The British introduced tea to Sri Lanka, formerly known as Ceylon. The history of Ceylon tea is long. If you are an ardent tea lover, it’s only natural that you need to know more about your favourite beverage.

Legendary Ceylon tea

The history of Ceylon tea goes back to 1873. Coffee was the first plant to be introduced to Sri Lanka, but it was not a very successful endeavour. However, James Taylor introduced tea to Sri Lanka. He had a massive tea plantation. His initiation laid the foundation for the tea industry of Sri Lanka today. Thanks to James Taylor, the tea industry in Sri Lanka is a thriving enterprise, with the likes of Anverally & Sons bolstering the industry.

The Rise of Ceylon tea

The tea crop worked well with the tropical climate conditions of Sri Lanka. After the failed attempt at growing coffee here, the colonials needed an avenue of success. After James Taylor introduced tea, the popularity of Ceylon tea in Sri Lanka grew, attracting tea planters from all over the world. Acres of land in the upcountry were stripped of their coffee plants to make way for tea. At first, this was a heart-breaking step for the planters, but they did persevere, and today, tea is one of the biggest industries in Sri Lanka.
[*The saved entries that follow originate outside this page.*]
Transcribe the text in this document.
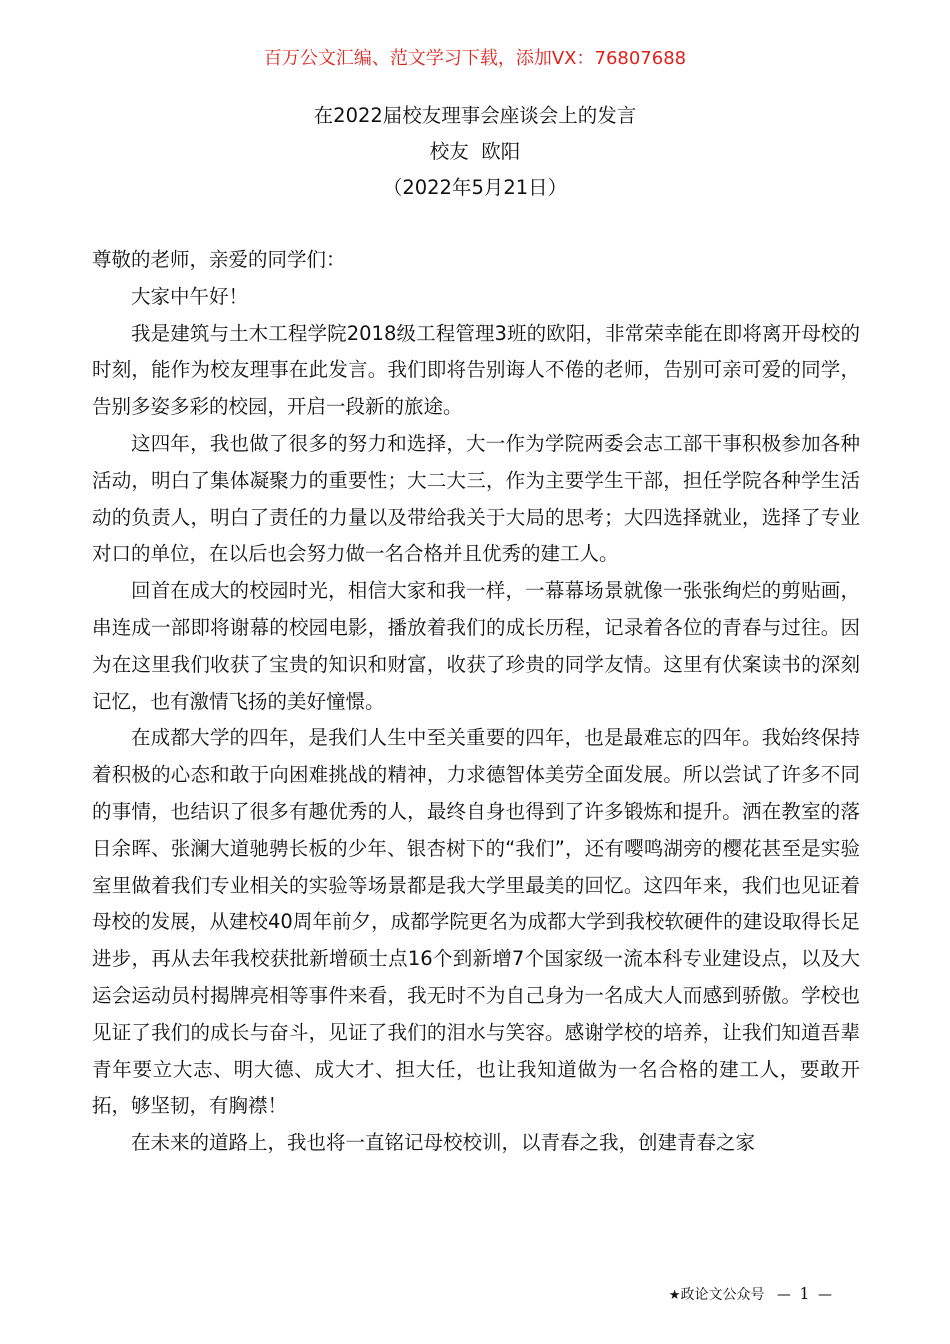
百万公文汇编、范文学习下载，添加VX：76807688
在2022届校友理事会座谈会上的发言
校友  欧阳
（2022年5月21日）

尊敬的老师，亲爱的同学们：

大家中午好！

我是建筑与土木工程学院2018级工程管理3班的欧阳，非常荣幸能在即将离开母校的时刻，能作为校友理事在此发言。我们即将告别诲人不倦的老师，告别可亲可爱的同学，告别多姿多彩的校园，开启一段新的旅途。

这四年，我也做了很多的努力和选择，大一作为学院两委会志工部干事积极参加各种活动，明白了集体凝聚力的重要性；大二大三，作为主要学生干部，担任学院各种学生活动的负责人，明白了责任的力量以及带给我关于大局的思考；大四选择就业，选择了专业对口的单位，在以后也会努力做一名合格并且优秀的建工人。

回首在成大的校园时光，相信大家和我一样，一幕幕场景就像一张张绚烂的剪贴画，串连成一部即将谢幕的校园电影，播放着我们的成长历程，记录着各位的青春与过往。因为在这里我们收获了宝贵的知识和财富，收获了珍贵的同学友情。这里有伏案读书的深刻记忆，也有激情飞扬的美好憧憬。

在成都大学的四年，是我们人生中至关重要的四年，也是最难忘的四年。我始终保持着积极的心态和敢于向困难挑战的精神，力求德智体美劳全面发展。所以尝试了许多不同的事情，也结识了很多有趣优秀的人，最终自身也得到了许多锻炼和提升。洒在教室的落日余晖、张澜大道驰骋长板的少年、银杏树下的“我们”，还有嘤鸣湖旁的樱花甚至是实验室里做着我们专业相关的实验等场景都是我大学里最美的回忆。这四年来，我们也见证着母校的发展，从建校40周年前夕，成都学院更名为成都大学到我校软硬件的建设取得长足进步，再从去年我校获批新增硕士点16个到新增7个国家级一流本科专业建设点，以及大运会运动员村揭牌亮相等事件来看，我无时不为自己身为一名成大人而感到骄傲。学校也见证了我们的成长与奋斗，见证了我们的泪水与笑容。感谢学校的培养，让我们知道吾辈青年要立大志、明大德、成大才、担大任，也让我知道做为一名合格的建工人，要敢开拓，够坚韧，有胸襟！

在未来的道路上，我也将一直铭记母校校训，以青春之我，创建青春之家

★政论文公众号 — 1 —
James Taylor learned the technique of plucking, withering, and rolling tea from an Indian tea planter, but he introduced newer methods and techniques to his tea empire. The Sirocco tea dryer and the tea-rolling machine were two of the equipment used in Sri Lanka.


As the popularity of Ceylon tea increased, the first tea auction on the island took place in 1883, with the approval of the Ceylon Chamber of Commerce. With Colombo tea auctions and the Ceylon Tea Traders Association, Sri Lanka started producing tea for export. Sri Lanka is one of the largest and oldest tea auction centres in the world.